4.4 Characters
Perhaps the most important data type on a personal computer is the character data type. The term "character" refers to a human or machine readable symbol that is typically a non-numeric entity. In general, the term "character" refers to any symbol that you can normally type on a keyboard (including some symbols that may require multiple key presses to produce) or display on a video display. Many beginners often confuse the terms "character" and "alphabetic character." These terms are not the same. Punctuation symbols, numeric digits, spaces, tabs, carriage returns (enter), other control characters, and other special symbols are also characters. When this text uses the term "character" it refers to any of these characters, not just the alphabetic characters. When this text refers to alphabetic characters, it will use phrases like "alphabetic characters," "upper case characters," or "lower case characters."1.
Another common problem beginners have when they first encounter the character data type is differentiating between numeric characters and numbers. The character `1' is distinct and different from the value one. The computer (generally) uses two different internal, binary, representations for numeric characters (`0', `1', ..., `9') versus the numeric values zero through nine. You must take care not to confuse the two.
Most computer systems use a one or two byte sequence to encode the various characters in binary form. Windows and Linux certainly fall into this category, using either the ASCII or Unicode encodings for characters. This section will discuss the ASCII character set and the character declaration facilities that HLA provides.
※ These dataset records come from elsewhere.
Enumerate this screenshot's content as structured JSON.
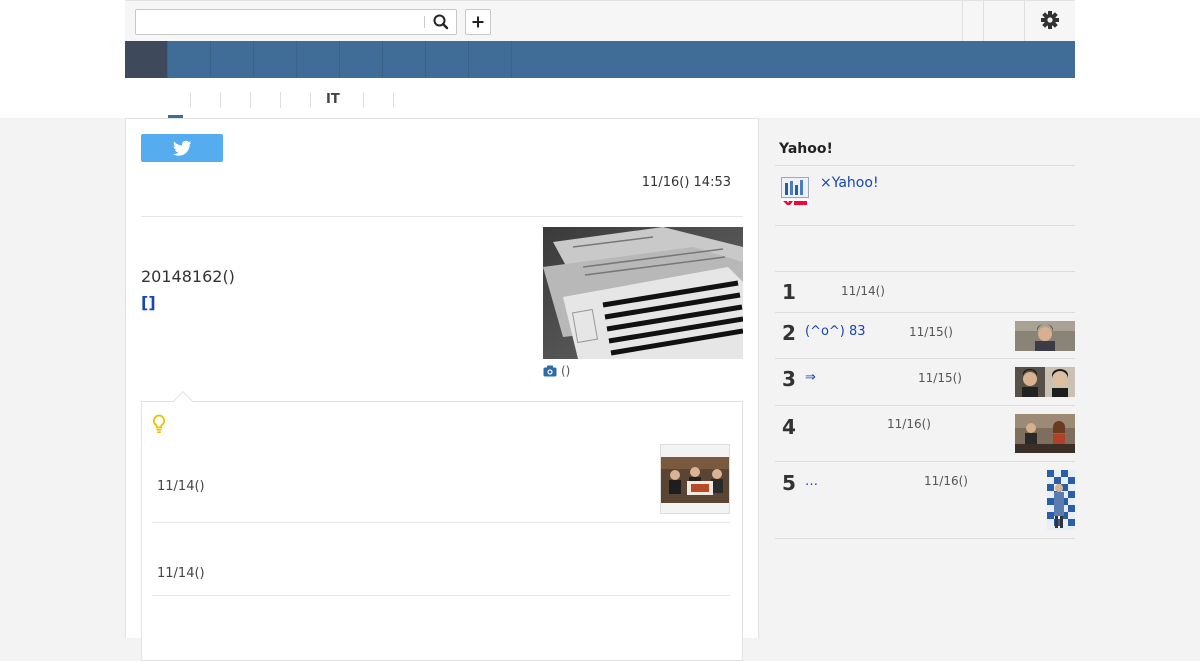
{
  "toolbar": {
    "search_placeholder": "",
    "search_value": "",
    "add_label": "+"
  },
  "nav": {
    "items": [
      "",
      "",
      "",
      "",
      "",
      "",
      "",
      "",
      ""
    ],
    "active_index": 0
  },
  "categories": {
    "tabs": [
      "",
      "",
      "",
      "",
      "",
      "IT",
      "",
      ""
    ],
    "active_index": 0
  },
  "article": {
    "date": "11/16() 14:53",
    "body": "20148162()",
    "source_link": "[]",
    "photo_caption": "()"
  },
  "related": {
    "items": [
      {
        "date": "11/14()",
        "has_thumb": true
      },
      {
        "date": "11/14()",
        "has_thumb": false
      }
    ]
  },
  "sidebar": {
    "title": "Yahoo!",
    "promo_link": "×Yahoo!",
    "ranking": [
      {
        "rank": "1",
        "text": "",
        "date": "11/14()"
      },
      {
        "rank": "2",
        "text": "(^o^) 83",
        "date": "11/15()"
      },
      {
        "rank": "3",
        "text": "⇒",
        "date": "11/15()"
      },
      {
        "rank": "4",
        "text": "",
        "date": "11/16()"
      },
      {
        "rank": "5",
        "text": "…",
        "date": "11/16()"
      }
    ]
  },
  "colors": {
    "nav_bar": "#3f6d98",
    "nav_active": "#3e4a5c",
    "link": "#1646b4",
    "twitter": "#55acee",
    "bulb": "#e8c200"
  },
  "icons": {
    "search": "search-icon",
    "add": "plus-icon",
    "settings": "gear-icon",
    "tweet": "twitter-bird-icon",
    "camera": "camera-icon",
    "related": "lightbulb-icon"
  }
}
4.4.1 The ASCII Character Encoding
The ASCII (American Standard Code for Information Interchange) Character set maps 128 textual characters to the unsigned integer values 0..127 ($0..$7F). Internally, of course, the computer represents everything using binary numbers; so it should come as no surprise that the computer also uses binary values to represent non-numeric entities such as characters. Although the exact mapping of characters to numeric values is arbitrary and unimportant, it is important to use a standardized code for this mapping since you will need to communicate with other programs and peripheral devices and you need to talk the same "language" as these other programs and devices. This is where the ASCII code comes into play; it is a standardized code that nearly everyone has agreed upon. Therefore, if you use the ASCII code 65 to represent the character "A" then you know that some peripheral device (such as a printer) will correctly interpret this value as the character "A" whenever you transmit data to that device.
You should not get the impression that ASCII is the only character set in use on computer systems. IBM uses the EBCDIC character set family on many of its mainframe computer systems. Another common character set in use is the Unicode character set. Unicode is an extension to the ASCII character set that uses 16 bits rather than seven to represent characters. This allows the use of 65,536 different characters in the character set, allowing the inclusion of most symbols in the world's different languages into a single unified character set.
Since the ASCII character set provides only 128 different characters and a byte can represent 256 different values, an interesting question arises: "what do we do with the values 128..255 that one could store into a byte value when working with character data?" One answer is to ignore those extra values. That will be the primary approach of this text. Another possibility is to extend the ASCII character set and add an additional 128 characters to the character set. Of course, this would tend to defeat the whole purpose of having a standardized character set unless you could get everyone to agree upon the extensions. That is a difficult task.
When IBM first created their IBM-PC, they defined these extra 128 character codes to contain various non-English alphabetic characters, some line drawing graphics characters, some mathematical symbols, and several other special characters. Since IBM's PC was the foundation for what we typically call a PC today, that character set has become a pseudo-standard on all IBM-PC compatible machines. Even on modern machines, which are not IBM-PC compatible and cannot run early PC software, the IBM extended character set still survives. Note, however, that this PC character set (an extension of the ASCII character set) is not universal. Most printers will not print the extended characters when using native fonts and many programs (particularly in non-English countries) do not use those characters for the upper 128 codes in an eight-bit value. For these reasons, this text will generally stick to the standard 128 character ASCII character set. However, a few examples and programs in this text will use the IBM PC extended character set, particularly the line drawing graphic characters (see Appendix B).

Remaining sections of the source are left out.